Par Maryvonne Dussaux [1]
Dans Gérer les déchets ménagers en Afrique. Le Bénin entre le local et le global, Elieth Eyebiyi analyse les dynamiques locales en Afrique à partir de la question des déchets. En effet, suite à la forte croissance urbaine, l’explosion démographique et le changement des modes de consommation, le traitement des ordures ménagères est devenu un enjeu majeur dans la majorité des villes. Un peu partout se constituent des décharges sauvages qui menacent les éco-systèmes et la santé des populations.

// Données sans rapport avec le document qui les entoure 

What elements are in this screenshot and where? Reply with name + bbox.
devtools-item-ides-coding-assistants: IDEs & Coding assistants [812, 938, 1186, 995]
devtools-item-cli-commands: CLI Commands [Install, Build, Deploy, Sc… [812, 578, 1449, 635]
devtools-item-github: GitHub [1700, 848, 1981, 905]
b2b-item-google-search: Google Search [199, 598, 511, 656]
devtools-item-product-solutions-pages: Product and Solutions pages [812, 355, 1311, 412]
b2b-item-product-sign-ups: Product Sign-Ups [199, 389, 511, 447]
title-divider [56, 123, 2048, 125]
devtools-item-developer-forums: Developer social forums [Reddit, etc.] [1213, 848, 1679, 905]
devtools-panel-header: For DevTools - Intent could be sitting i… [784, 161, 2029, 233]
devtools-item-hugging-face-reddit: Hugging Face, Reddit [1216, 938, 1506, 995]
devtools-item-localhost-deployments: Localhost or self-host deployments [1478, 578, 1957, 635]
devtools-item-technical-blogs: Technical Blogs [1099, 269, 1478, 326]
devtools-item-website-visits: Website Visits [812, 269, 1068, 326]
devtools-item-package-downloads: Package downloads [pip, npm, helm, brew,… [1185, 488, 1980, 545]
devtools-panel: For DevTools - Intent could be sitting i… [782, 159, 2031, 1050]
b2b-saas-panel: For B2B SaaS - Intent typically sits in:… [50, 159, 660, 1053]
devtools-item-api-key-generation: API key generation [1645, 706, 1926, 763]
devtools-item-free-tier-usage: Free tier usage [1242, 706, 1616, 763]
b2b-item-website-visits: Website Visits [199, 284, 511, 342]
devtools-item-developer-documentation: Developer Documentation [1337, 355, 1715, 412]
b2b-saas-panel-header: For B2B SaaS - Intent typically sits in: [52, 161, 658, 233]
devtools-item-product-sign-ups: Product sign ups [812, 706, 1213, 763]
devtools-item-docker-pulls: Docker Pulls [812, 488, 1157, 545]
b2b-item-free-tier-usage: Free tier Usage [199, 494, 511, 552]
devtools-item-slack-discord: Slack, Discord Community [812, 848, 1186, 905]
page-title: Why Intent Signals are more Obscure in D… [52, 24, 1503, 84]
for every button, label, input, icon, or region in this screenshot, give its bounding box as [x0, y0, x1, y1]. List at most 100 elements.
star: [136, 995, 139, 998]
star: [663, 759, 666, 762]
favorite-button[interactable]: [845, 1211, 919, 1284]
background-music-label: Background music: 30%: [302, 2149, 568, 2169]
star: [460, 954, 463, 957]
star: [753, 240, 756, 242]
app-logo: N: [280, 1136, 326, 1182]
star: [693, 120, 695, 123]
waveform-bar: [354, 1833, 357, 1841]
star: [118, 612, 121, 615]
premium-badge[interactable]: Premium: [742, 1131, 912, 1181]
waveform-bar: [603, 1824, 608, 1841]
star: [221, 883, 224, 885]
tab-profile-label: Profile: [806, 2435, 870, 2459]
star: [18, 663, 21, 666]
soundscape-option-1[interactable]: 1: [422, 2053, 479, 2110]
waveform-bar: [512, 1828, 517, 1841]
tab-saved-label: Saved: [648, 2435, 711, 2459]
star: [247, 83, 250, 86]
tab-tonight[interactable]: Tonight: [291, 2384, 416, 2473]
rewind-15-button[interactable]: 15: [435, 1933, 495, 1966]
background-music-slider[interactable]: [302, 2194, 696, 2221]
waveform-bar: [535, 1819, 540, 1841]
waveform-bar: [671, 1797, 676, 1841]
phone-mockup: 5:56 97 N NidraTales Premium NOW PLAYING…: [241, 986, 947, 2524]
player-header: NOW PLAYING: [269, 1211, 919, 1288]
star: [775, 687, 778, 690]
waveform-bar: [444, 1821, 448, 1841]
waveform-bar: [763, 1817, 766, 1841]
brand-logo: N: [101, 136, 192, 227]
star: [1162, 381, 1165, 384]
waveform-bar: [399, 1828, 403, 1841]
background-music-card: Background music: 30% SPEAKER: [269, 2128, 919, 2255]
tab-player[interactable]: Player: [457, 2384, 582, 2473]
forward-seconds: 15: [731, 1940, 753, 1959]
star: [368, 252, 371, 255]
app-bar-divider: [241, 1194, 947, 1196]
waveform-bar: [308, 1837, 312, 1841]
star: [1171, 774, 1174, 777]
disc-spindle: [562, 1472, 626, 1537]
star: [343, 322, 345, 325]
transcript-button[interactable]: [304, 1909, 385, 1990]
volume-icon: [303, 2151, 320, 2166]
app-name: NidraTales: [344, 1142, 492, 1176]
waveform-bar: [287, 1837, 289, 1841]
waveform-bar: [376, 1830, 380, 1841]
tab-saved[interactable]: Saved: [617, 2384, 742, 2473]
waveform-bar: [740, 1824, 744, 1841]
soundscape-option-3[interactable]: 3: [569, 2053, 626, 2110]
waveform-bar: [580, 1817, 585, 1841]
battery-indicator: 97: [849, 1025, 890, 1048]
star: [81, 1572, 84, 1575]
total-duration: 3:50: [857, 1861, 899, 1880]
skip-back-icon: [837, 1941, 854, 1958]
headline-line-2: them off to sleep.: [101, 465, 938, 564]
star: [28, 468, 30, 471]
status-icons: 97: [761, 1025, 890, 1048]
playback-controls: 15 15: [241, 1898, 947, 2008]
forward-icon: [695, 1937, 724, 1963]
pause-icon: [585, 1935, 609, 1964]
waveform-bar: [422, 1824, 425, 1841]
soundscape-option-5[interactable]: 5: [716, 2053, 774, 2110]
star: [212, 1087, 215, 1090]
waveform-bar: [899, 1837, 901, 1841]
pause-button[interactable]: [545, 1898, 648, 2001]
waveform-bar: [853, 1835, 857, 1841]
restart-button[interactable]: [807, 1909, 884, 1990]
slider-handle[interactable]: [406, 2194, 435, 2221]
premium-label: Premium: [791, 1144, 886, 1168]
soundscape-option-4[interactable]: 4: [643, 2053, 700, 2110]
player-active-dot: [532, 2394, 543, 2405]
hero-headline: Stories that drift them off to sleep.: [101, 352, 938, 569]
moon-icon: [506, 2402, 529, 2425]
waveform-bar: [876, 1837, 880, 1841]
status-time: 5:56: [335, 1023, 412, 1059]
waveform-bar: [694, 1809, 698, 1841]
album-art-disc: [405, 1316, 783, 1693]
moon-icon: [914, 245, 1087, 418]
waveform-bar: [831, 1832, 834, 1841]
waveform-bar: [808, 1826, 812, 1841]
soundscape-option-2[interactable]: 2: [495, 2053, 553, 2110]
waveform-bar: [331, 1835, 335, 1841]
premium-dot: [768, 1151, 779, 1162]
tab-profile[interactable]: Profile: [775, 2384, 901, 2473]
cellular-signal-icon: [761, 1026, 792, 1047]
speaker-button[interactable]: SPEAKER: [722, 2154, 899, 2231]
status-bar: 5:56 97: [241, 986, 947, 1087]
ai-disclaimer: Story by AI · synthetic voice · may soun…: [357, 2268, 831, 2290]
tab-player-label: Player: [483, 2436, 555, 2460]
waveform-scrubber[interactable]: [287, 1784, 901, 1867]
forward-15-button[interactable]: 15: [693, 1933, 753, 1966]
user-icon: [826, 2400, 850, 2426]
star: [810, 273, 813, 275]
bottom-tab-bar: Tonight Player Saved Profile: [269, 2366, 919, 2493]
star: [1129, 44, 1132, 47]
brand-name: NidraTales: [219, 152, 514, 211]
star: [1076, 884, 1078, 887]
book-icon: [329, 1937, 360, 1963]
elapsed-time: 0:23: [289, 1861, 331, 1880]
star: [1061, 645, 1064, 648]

Face à la défaillance des Etats, des acteurs se sont mobilisés pour tenter d’apporter une solution sur les territoires en “mal d’ordures”. L’intérêt majeur de ce travail est l’analyse de l’organisation mise en place à Natitingon. Dans cette ville située au Nord-Ouest du Bénin (75 000 habitants répartis en 46 villages et 19 quartiers), le travail de la collecte des déchets est assuré par trois instances différentes : la municipalité et deux ONG. La première, POMME (Pour un Monde Meilleur) a été créée en 1995 et compte une vingtaine de membres. Elle dispose d’un matériel rudimentaire (un tracteur, des brouettes et des pelles) et rencontre des difficultés pour remplir sa mission. Elle est soutenue financièrement par des partenaires belges. La seconde JGOMA est née d’un regroupement de trois associations. Elle bénéficie d’un soutien important - tant sur le plan technique que financier- de la ville française de Rillieux la Pape dans le cadre du jumelage. Une convention tripartite entre l’ONG, la ville de Natitingon et celle de Rillieux la Pape, signée en 2002, précise les conditions de fonctionnement : aide de la ville, quartiers affectés à l’activité et montant des reversements des taxes perçues à la municipalité.
Resituant ce fonctionnement dans le contexte de la décentralisation qui s’est mis en place en 2003 au Bénin, l’auteur fait tout d’abord le constat de l’impossibilité pour les municipalités de remplir leurs missions car les compétences nouvelles qui leur ont été données (déchets par exemple) n’ont pas été assorties de moyens supplémentaires. Pour lui, les acteurs locaux n’ont que peu de pouvoir dans la gestion, l’Etat central gardant une partie du contrôle. Ensuite, il montre l’importance prise par les Organisations Non gouvernementales (ONG) et les pays occidentaux par le biais des financements qu’ils apportent. Ainsi, l’aide donnée dans le cadre du jumelage à l’ONG JGOMA lui a permis de développement son activité mais elle a également mis les deux associations en rivalité. Faute d’avoir pu trouver des ressources pérennes, l’association POMME risque de disparaître. Enfin, il explique que le service rendu est de faible qualité. Il s’agit simplement de collecter et de mettre en décharge sans souci de tri entre les déchets ni de valorisation. Le développement de l’activité se heurte au refus de certains habitants de payer la taxe et à des pratiques traditionnelles qui réserve les restes aux aïeux.
À ce fonctionnement, l’auteur oppose l’exemple de l’ONG Qui Dit Mieux (QDM) située à Porto-Novo, capitale du Bénin. Née de l’initiative d’un groupe de femmes, celle-ci s’est engagée dans une action de valorisation des déchets en produisant à partir de sacs plastiques récupérés des objets de consommation courante. Cette action permet à la fois de collecter les sacs plastiques, source de pollution et de créer une activité économique. A partir de cet exemple, l’auteur montre qu’il faudrait porter un autre regard sur le traitement des déchets, activité qui est devenue sur le plan international un marché plus important que celui des céréales. Il observe dans le cas de Natitingou, une déresponsabilisation des habitants, les ordures étant considérées comme étant le problème des ONG. A Porto-Novo au contraire, on commence à observer un changement dans les pratiques. Les habitants, plutôt que de jeter leurs sacs plastiques, les portent directement au siège de l’ONG évitant ainsi aux femmes le lourd travail de collecte et de nettoyage. Si cette initiative est évidemment tout à fait intéressante, elle ne concerne qu’une partie des déchets de cette ville de 230 000 habitants. Ici le lecteur reste sur sa fin et aurait souhaité – dans le cadre d’une démarche comparative - une présentation plus générale de la façon dont la ville de Porto Novo organise la collecte des déchets sur l’ensemble de son territoire. Il faudrait connaître le contexte d’intervention de QDM pour savoir si son approche, qui intègre la prise en compte de questions sociales et environnementales, est partagée par les autres acteurs locaux.
Globalement, cette étude montre la richesse d’une approche thématique qui permet de saisir non seulement les jeux de pouvoir mais aussi la complexité des dynamiques locales.